MEDAN, Waspada.co.id – Memasuki pekan terakhir di bulan maret, harga kebutuhan pangan di sejumlah pasar tradisional di Kota Medan berangsur normal.
Harga sejumlah kebutuhan pokok masyarakat kembali pada posisi di mana tingkat keseimbangan harga mulai terbentuk normal. Setelah pada pekan sebelumnya terdapat lompatan demand pada komoditas pangan, dan tidak jarang ditemukan pasokan yang juga melebihi permintaan kala itu.
Pedagang sembako di Pasar Bakti, Aiman, mengungkapkan untuk kebutuhan pangan hari ini justru dalam posisi normal kembali.
“Kalau minggu lalu naiknya cukup tinggi, kali ini berangsur turun, harga tepung, minyak, gula pasir, hingga rempah-rempah masakan tidak mengalami kenaikan,” tuturnya, Senin (27/3).
Gula pasir saat ini di harga Rp12.000 per Kg, minyak makan kemasan seperti minyaKita Rp14.000 per liter, minyak kemasan Sanco Rp21.000 per liter, Bimoli Rp29.000 per liter, tepung tapioka Rp9000 per Kg, tepung jagung Rp7000 per Kg, dan telur ayam Rp1200 per butir ada juga yang Rp1100 per butur tergantung ukuran.

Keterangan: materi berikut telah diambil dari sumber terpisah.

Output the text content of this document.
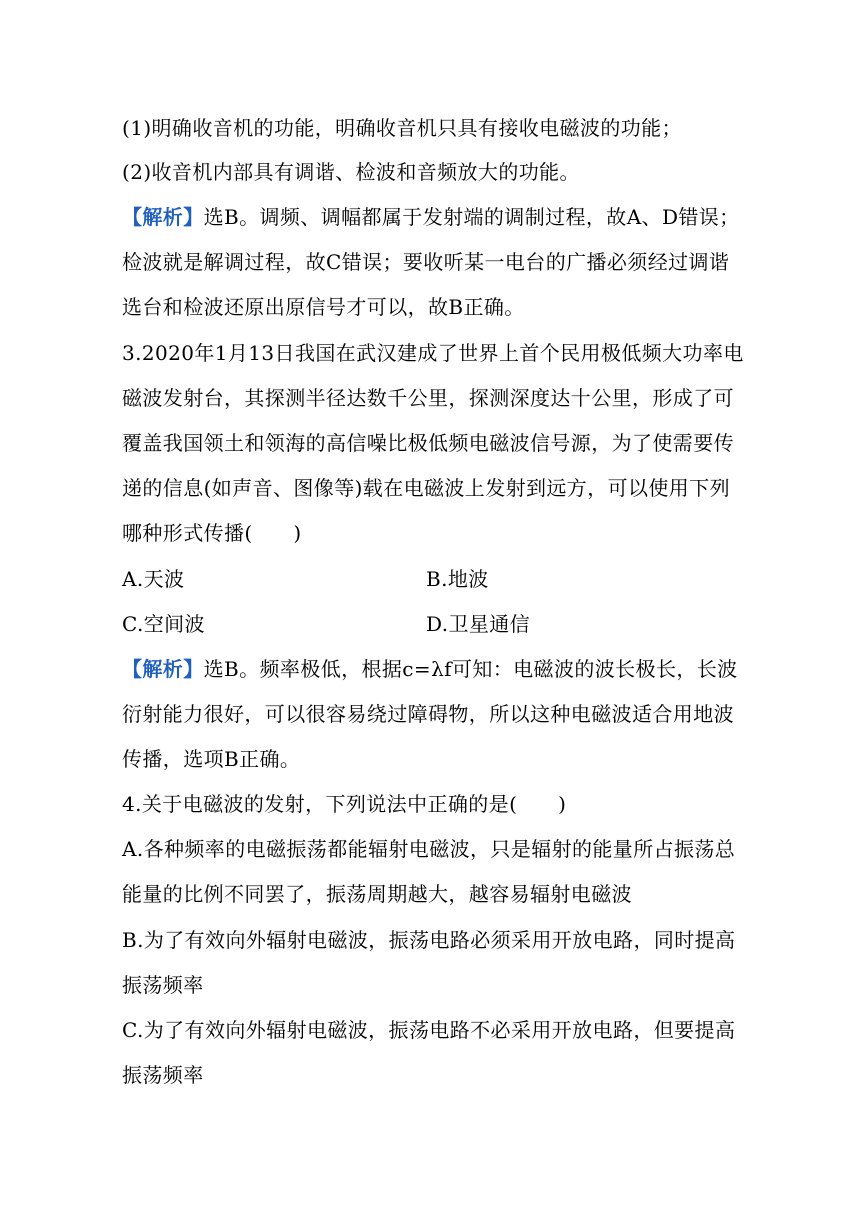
(1)明确收音机的功能，明确收音机只具有接收电磁波的功能；
(2)收音机内部具有调谐、检波和音频放大的功能。
【解析】选B。调频、调幅都属于发射端的调制过程，故A、D错误；
检波就是解调过程，故C错误；要收听某一电台的广播必须经过调谐
选台和检波还原出原信号才可以，故B正确。
3.2020年1月13日我国在武汉建成了世界上首个民用极低频大功率电
磁波发射台，其探测半径达数千公里，探测深度达十公里，形成了可
覆盖我国领土和领海的高信噪比极低频电磁波信号源，为了使需要传
递的信息(如声音、图像等)载在电磁波上发射到远方，可以使用下列
哪种形式传播(　　)
A.天波	B.地波
C.空间波	D.卫星通信
【解析】选B。频率极低，根据c=λf可知：电磁波的波长极长，长波
衍射能力很好，可以很容易绕过障碍物，所以这种电磁波适合用地波
传播，选项B正确。
4.关于电磁波的发射，下列说法中正确的是(　　)
A.各种频率的电磁振荡都能辐射电磁波，只是辐射的能量所占振荡总
能量的比例不同罢了，振荡周期越大，越容易辐射电磁波
B.为了有效向外辐射电磁波，振荡电路必须采用开放电路，同时提高
振荡频率
C.为了有效向外辐射电磁波，振荡电路不必采用开放电路，但要提高
振荡频率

“Harga ini masih terbilang normal bila dibandingkan dengan sebelum Ramadhan kemarin,” ucapnya.
Sementara menurut pantauan Ekonom Sumut, Gunawan Benjamin untuk sejumlah kebutuhan pangan lainnya, semua terpantau bergerak stabil.
“Ayam relatif sama dikisaran Rp28.000 hingga Rp30.000 ribu per Kg, telur ayam dikisaran Rp26.000 hingga Rp27.000 per Kg, minyak goreng curah dijual Rp14.000 per Kg, bawang putih dan bawang merah dikisaran Rp30.000 per Kg, dan harga beras juga relatif tidak banyak mengalami perubahan,” ungkap Gunawan.
Sementara itu, lompatan demand atau permintaan akan kebutuhan pangan di Kota Medan dan sekitarnya selama awal ramadahan juga masih terbilang wajar.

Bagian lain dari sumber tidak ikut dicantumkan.